India is the world's second-largest consumer of the precious metal and it imports nearly all of its gold.
However, the annual budget, tabled by Finance Minister Arun Jaitley in Parliament on 10 July, did not touch upon the nation's gold import policy.
Gold demand in India could be weaker this year when compared to 2013. Weak monsoon rains could hit gold consumption as about 60% of gold demand originates from rural India, which is home to more than half of the nation's 1.2 billion people.
But the budget's tax incentives for marginal savers, which 'attempt to put more money in their hands' will 'indirectly' benefit the precious metal, said Somasundaram PR, managing director, India, World Gold Council.
"Gold has been intimately interlinked with Indian society and culture as well as playing an integral role in annual household savings. It is our hope that the short-term curbs on gold, understandable at the time they were introduced, but which have led to an increase in smuggling, will be reviewed and reversed soon.
"This will liberate the jewellery industry, which employs millions in direct employment, to gear up and modernise and deliver enhanced economic contribution," Somasundaram said in an emailed note.
"The need of the hour is to stop seeing gold as part of the problem and instead focus on measures that will unlock the potentially transformative value of the gold stored in millions of private hands in order to fund growth.
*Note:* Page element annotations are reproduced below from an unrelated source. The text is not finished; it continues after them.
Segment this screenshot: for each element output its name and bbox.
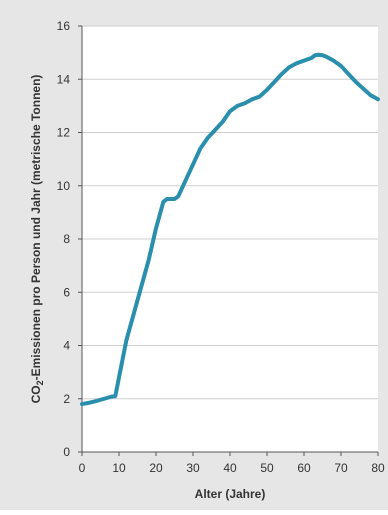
x-tick-label: 20	[149, 461, 163, 475]
y-tick-label: 10	[57, 179, 71, 193]
x-tick-label: 40	[223, 461, 237, 475]
y-tick-label: 16	[57, 19, 71, 33]
series-line	[80, 52, 380, 407]
tick-marks	[78, 25, 379, 456]
y-axis-label-suffix: -Emissionen pro Person und Jahr (metrisc…	[29, 75, 43, 381]
grid-lines	[82, 25, 378, 400]
x-tick-label: 80	[371, 461, 385, 475]
y-tick-label: 2	[63, 392, 70, 406]
y-tick-label: 14	[57, 72, 71, 86]
x-tick-label: 70	[334, 461, 348, 475]
y-tick-label: 0	[63, 445, 70, 459]
x-axis-label: Alter (Jahre)	[195, 487, 266, 501]
y-axis-label-prefix: CO	[29, 385, 43, 403]
x-tick-label: 50	[260, 461, 274, 475]
x-tick-labels: 0 10 20 30 40 50 60 70 80	[79, 461, 385, 475]
x-tick-label: 10	[112, 461, 126, 475]
y-tick-label: 6	[63, 285, 70, 299]
y-axis-label-subscript: 2	[35, 380, 45, 385]
y-tick-label: 12	[57, 126, 71, 140]
x-tick-label: 30	[186, 461, 200, 475]
x-tick-label: 60	[297, 461, 311, 475]
y-tick-labels: 0 2 4 6 8 10 12 14 16	[57, 19, 71, 459]
y-tick-label: 8	[63, 232, 70, 246]
y-axis-label: CO2-Emissionen pro Person und Jahr (metr…	[29, 75, 45, 404]
x-tick-label: 0	[79, 461, 86, 475]
y-tick-label: 4	[63, 339, 70, 353]
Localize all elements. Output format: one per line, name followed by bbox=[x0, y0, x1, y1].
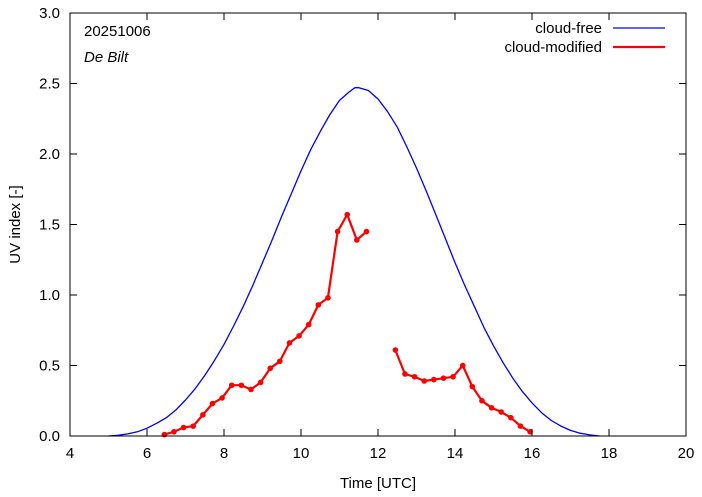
data-point-cloud-modified bbox=[305, 321, 312, 328]
x-tick-label: 8 bbox=[220, 445, 228, 462]
data-point-cloud-modified bbox=[248, 386, 254, 393]
y-tick-label: 0.0 bbox=[39, 428, 60, 445]
data-point-cloud-modified bbox=[228, 382, 235, 389]
y-axis-title: UV index [-] bbox=[7, 185, 24, 263]
data-point-cloud-modified bbox=[440, 375, 447, 381]
series-layer bbox=[108, 87, 600, 438]
data-point-cloud-modified bbox=[161, 431, 168, 438]
data-point-cloud-modified bbox=[315, 302, 322, 308]
y-tick-label: 3.0 bbox=[39, 5, 60, 22]
x-tick-label: 18 bbox=[601, 445, 618, 462]
ticks-layer: 4 6 8 10 12 14 16 18 20 0.0 0.5 1.0 1.5 2.0 2.5 3.0 bbox=[39, 5, 694, 462]
data-point-cloud-modified bbox=[171, 428, 177, 435]
data-point-cloud-modified bbox=[190, 423, 196, 429]
x-axis-title: Time [UTC] bbox=[340, 475, 416, 492]
data-point-cloud-modified bbox=[325, 295, 331, 301]
x-tick-label: 16 bbox=[524, 445, 541, 462]
data-point-cloud-modified bbox=[517, 423, 524, 429]
data-point-cloud-modified bbox=[488, 405, 495, 411]
location-annotation: De Bilt bbox=[84, 49, 129, 66]
series-line-cloud-modified bbox=[163, 213, 368, 436]
x-tick-label: 10 bbox=[293, 445, 310, 462]
data-point-cloud-modified bbox=[296, 333, 302, 339]
x-tick-label: 12 bbox=[370, 445, 387, 462]
data-point-cloud-modified bbox=[354, 237, 360, 243]
data-point-cloud-modified bbox=[479, 397, 485, 404]
data-point-cloud-modified bbox=[238, 382, 245, 389]
data-point-cloud-modified bbox=[402, 371, 408, 377]
series-line-cloud-free bbox=[108, 87, 600, 437]
data-point-cloud-modified bbox=[209, 400, 216, 407]
plot-frame bbox=[69, 12, 687, 437]
data-point-cloud-modified bbox=[431, 376, 437, 383]
data-point-cloud-modified bbox=[450, 373, 456, 380]
data-point-cloud-modified bbox=[267, 365, 274, 372]
data-point-cloud-modified bbox=[334, 228, 341, 235]
x-tick-label: 6 bbox=[143, 445, 151, 462]
x-tick-label: 20 bbox=[678, 445, 695, 462]
y-tick-label: 0.5 bbox=[39, 358, 60, 375]
data-point-cloud-modified bbox=[344, 211, 351, 218]
data-point-cloud-modified bbox=[527, 428, 533, 435]
data-point-cloud-modified bbox=[469, 383, 476, 390]
data-point-cloud-modified bbox=[219, 395, 225, 401]
data-point-cloud-modified bbox=[411, 373, 418, 380]
data-point-cloud-modified bbox=[363, 228, 370, 235]
data-point-cloud-modified bbox=[421, 378, 428, 384]
data-point-cloud-modified bbox=[286, 340, 293, 346]
y-tick-label: 1.0 bbox=[39, 287, 60, 304]
y-tick-label: 2.5 bbox=[39, 76, 60, 93]
data-point-cloud-modified bbox=[277, 358, 283, 365]
date-annotation: 20251006 bbox=[84, 23, 151, 40]
data-point-cloud-modified bbox=[200, 412, 206, 418]
legend-label-cloud-free: cloud-free bbox=[535, 20, 602, 37]
data-point-cloud-modified bbox=[392, 347, 399, 353]
legend-label-cloud-modified: cloud-modified bbox=[504, 39, 602, 56]
data-point-cloud-modified bbox=[508, 414, 514, 421]
y-tick-label: 1.5 bbox=[39, 217, 60, 234]
x-tick-label: 4 bbox=[66, 445, 74, 462]
y-tick-label: 2.0 bbox=[39, 146, 60, 163]
data-point-cloud-modified bbox=[498, 409, 505, 415]
data-point-cloud-modified bbox=[257, 379, 264, 386]
data-point-cloud-modified bbox=[459, 362, 466, 369]
x-tick-label: 14 bbox=[447, 445, 464, 462]
data-point-cloud-modified bbox=[180, 424, 187, 431]
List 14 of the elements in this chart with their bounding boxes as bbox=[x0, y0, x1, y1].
"Gold can be part of the solution to the challenges that India faces today and it's time to re-engage all stakeholders to develop a coherent long term policy on gold that is aligned to the nation's economic objectives," he added.
Gold imports into India could rise 200 tonnes in the six months to December, a 14% increase over the first six months of the year, Bachhraj Bamalwa, director, All India Gems and Jewellery Trade Federation, told Reuters on 9 July.
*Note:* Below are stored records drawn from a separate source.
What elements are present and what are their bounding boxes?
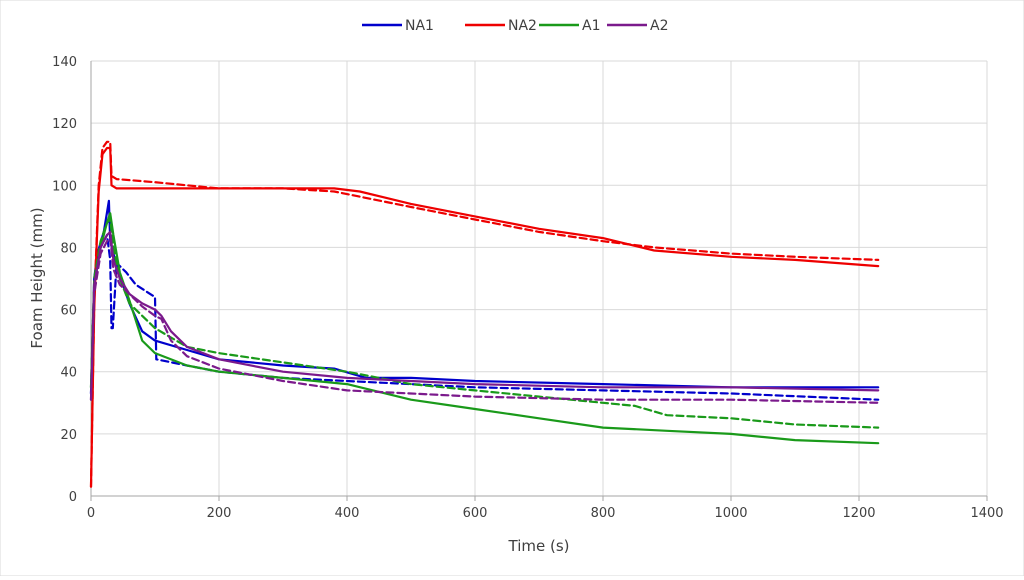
x-axis-title: Time (s) [508,537,570,555]
series-line-a2-dashed [89,237,880,404]
y-tick-label: 40 [60,366,77,381]
y-tick-label: 60 [60,304,77,319]
legend-label-na1: NA1 [405,18,434,34]
series-line-a2-solid [89,230,880,401]
gridlines [91,60,988,496]
x-tick-label: 0 [87,506,95,521]
y-tick-label: 120 [52,117,77,132]
y-tick-label: 20 [60,428,77,443]
legend-label-a1: A1 [582,18,600,34]
x-tick-label: 600 [463,506,488,521]
x-tick-label: 1000 [714,506,747,521]
series-line-na1-dashed [89,233,880,401]
series-line-a1-solid [89,212,880,445]
series-line-a1-dashed [89,218,880,429]
y-tick-label: 80 [60,241,77,256]
series-line-na2-dashed [89,140,880,488]
y-axis-title: Foam Height (mm) [28,207,46,348]
x-tick-label: 1200 [842,506,875,521]
legend: NA1 NA2 A1 A2 [362,18,668,34]
series-lines [89,140,880,488]
x-tick-label: 1400 [970,506,1003,521]
x-tick-label: 200 [207,506,232,521]
y-tick-label: 140 [52,55,77,70]
legend-label-a2: A2 [650,18,668,34]
x-tick-label: 400 [335,506,360,521]
y-tick-label: 100 [52,179,77,194]
legend-label-na2: NA2 [508,18,537,34]
series-line-na1-solid [89,199,880,395]
y-tick-label: 0 [69,490,77,505]
x-tick-label: 800 [591,506,616,521]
Gold rose to a high of $1344.75 on 10 July, a near four-month high from the previous close of $1327.35. It has rallied more than 7.6% since June 2014.
India's central bank on 21 May further eased gold import restrictions, while also permitting local banks to provide gold loans to jewellers.
The Reserve Bank of India (RBI) permitted leading trading houses to import gold, a decision that afforded permission to over 20 entities, including banks, to import the precious metal.
Meanwhile, the resumption of gold loans to the sector, banned in 2013, made it easier for jewellers to finance purchases.
Earlier, in March, the RBI allowed five private sector banks to import gold, a move that marked the first step towards easing India's gold import curbs.
The Reserve Bank allowed HDFC Bank, Axis Bank, Kotak Mahindra Bank, IndusInd Bank and Yes Bank to import the precious metal, Reuters reported.
Modi May Abolish Curbs
India's new government was expected to relax the nation's tough bullion import restrictions after its predecessor raised duty on gold and tightened the movement of the metal.
Prime Minister Narendra Modi, speaking ahead of April 2014's general elections, said any action on gold must consider the interests of the public and traders, not just economics and policy.
Gold and silver imports to India plunged 40% to $33.46bn (£19.84bn, €24.46bn) in the financial year 2013-14 in the wake of hard-hitting government restrictions.
Three upward revisions to the import duties on gold in 2013, to a record 10%, and restrictions tying purchases to exports, discouraged gold buying in Asia's third largest economy last year.
While official imports in 2013 reached 750 tonnes, an additional 200 tonnes was believed to have been smuggled to India, according to estimates from the WGC.